We arrived home Sunday night from a four-day family vacation in southern Utah. I thought I knew hot. If I ever did, I must have forgotten what it was like.
So when my son-in-law suggested that we pull his boat to Sand Hollow down in hell … I mean southern Utah … for a few days in August, I was all for it.
I have lived in some of the hottest places in the United States — Las Vegas, then Fort Irwin and Barstow in Southern California. Summer in all three of those places routinely topped 100 degrees Fahrenheit.
Heat didn’t bother me back then. I was half the weight and a quarter of the age I am now. I remember it being hot, but not particularly unbearable.
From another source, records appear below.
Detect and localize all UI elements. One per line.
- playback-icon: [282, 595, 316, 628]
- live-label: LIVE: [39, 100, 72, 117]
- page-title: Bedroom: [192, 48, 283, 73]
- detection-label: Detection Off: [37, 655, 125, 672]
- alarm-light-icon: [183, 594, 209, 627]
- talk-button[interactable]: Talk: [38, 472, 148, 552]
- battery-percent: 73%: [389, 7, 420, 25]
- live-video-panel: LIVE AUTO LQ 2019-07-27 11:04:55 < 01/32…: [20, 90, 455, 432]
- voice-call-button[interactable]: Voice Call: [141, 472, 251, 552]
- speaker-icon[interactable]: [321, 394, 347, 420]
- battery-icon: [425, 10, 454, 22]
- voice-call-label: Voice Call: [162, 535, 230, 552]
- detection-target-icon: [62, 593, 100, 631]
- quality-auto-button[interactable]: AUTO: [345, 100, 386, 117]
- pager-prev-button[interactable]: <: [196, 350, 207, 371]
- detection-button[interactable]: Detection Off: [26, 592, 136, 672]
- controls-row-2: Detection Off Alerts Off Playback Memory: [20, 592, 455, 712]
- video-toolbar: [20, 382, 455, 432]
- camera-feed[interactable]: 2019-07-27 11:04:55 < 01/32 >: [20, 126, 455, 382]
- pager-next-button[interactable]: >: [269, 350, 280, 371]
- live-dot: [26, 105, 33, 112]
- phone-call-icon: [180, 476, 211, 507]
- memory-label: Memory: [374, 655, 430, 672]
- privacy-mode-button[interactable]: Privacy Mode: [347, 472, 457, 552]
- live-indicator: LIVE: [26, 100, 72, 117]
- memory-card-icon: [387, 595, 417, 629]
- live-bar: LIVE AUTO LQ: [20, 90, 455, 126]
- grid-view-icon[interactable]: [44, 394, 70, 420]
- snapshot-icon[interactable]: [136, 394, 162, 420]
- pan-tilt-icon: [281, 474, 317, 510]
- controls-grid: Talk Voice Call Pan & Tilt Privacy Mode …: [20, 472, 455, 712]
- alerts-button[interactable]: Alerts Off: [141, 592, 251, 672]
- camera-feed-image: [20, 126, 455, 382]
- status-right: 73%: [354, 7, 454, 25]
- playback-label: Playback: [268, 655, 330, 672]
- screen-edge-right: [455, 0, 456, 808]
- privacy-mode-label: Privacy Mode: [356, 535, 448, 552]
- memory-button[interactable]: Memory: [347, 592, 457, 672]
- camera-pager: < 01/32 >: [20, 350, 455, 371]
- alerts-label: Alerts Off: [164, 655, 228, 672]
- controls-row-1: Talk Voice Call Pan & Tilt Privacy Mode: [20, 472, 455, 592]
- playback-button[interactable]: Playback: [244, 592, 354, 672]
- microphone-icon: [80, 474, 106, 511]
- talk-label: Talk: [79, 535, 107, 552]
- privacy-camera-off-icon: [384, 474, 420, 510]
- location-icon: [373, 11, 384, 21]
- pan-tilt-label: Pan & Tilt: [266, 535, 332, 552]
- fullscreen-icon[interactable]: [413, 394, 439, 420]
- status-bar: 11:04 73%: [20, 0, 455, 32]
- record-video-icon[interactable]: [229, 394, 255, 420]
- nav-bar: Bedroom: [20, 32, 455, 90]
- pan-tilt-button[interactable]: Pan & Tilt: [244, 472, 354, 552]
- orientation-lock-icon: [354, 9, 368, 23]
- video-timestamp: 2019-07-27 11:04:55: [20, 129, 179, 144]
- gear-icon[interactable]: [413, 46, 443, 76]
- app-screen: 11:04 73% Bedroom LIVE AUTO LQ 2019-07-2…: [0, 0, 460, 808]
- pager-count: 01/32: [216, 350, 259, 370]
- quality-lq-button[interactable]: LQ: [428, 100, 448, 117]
I didn’t keep track of the temperature as a kid. My friends and I only knew when it was “too hot” to walk across the street barefoot, or stand in direct sunlight without a hat.
Thanks to my age and curricular interests (girls, drugs, rock ‘n’ roll) awareness of the heat usually came on before it occurred to me to do something about it.
A good example of this was the time I stopped sweating while hunting snakes. At the time, I considered it a plus. No sweat meant I didn’t have to wear a hat anymore. But then I became nauseated and lightheaded, which I passed off as a minor hangover. Finally, I became disoriented. Again.
These were indicators of heat stroke. My friends clued in when I finally fell down. They agreed that the sun had gotten to me. I was still conscious enough to hear them argue about what emergency measures should be applied.
“We could leave him. Does anyone know he’s with us?”
“No, we need to cool him down by pouring liquid on him.”
“All we got is beer, and we’re not wasting it on this.”
“I know! Let’s pee on him. It’s an emergency.”
Hearing this, I managed to drag myself into the shade of a car. That and the fact I was still armed put a stop to the emergency plan. They drove me back to town, pushed me into a pond at the park, and then waited to see if it worked.
It did. I had a headache for the better part of a week, a horrible sunburn and smelled like duck sewage, but I pulled through.
When my family arrived at Sand Hollow on Thursday, it was 110 degrees, according to the gauge in the car. Being a veteran desert rat, I dismissed it as a minor inconvenience. We were here to have fun, and no amount of heat was going to stop us.
After 20 minutes outside, I knew I was in trouble. See, heat is relative. Much of it depends on how old and resilient you are. If your skull starts to make squealing and hissing sounds, you know your brain is almost done.
I spent the next four days reveling in my new status as a shade rat. As long as I could see my grandkids having fun in the water and sun, a good time was had by all.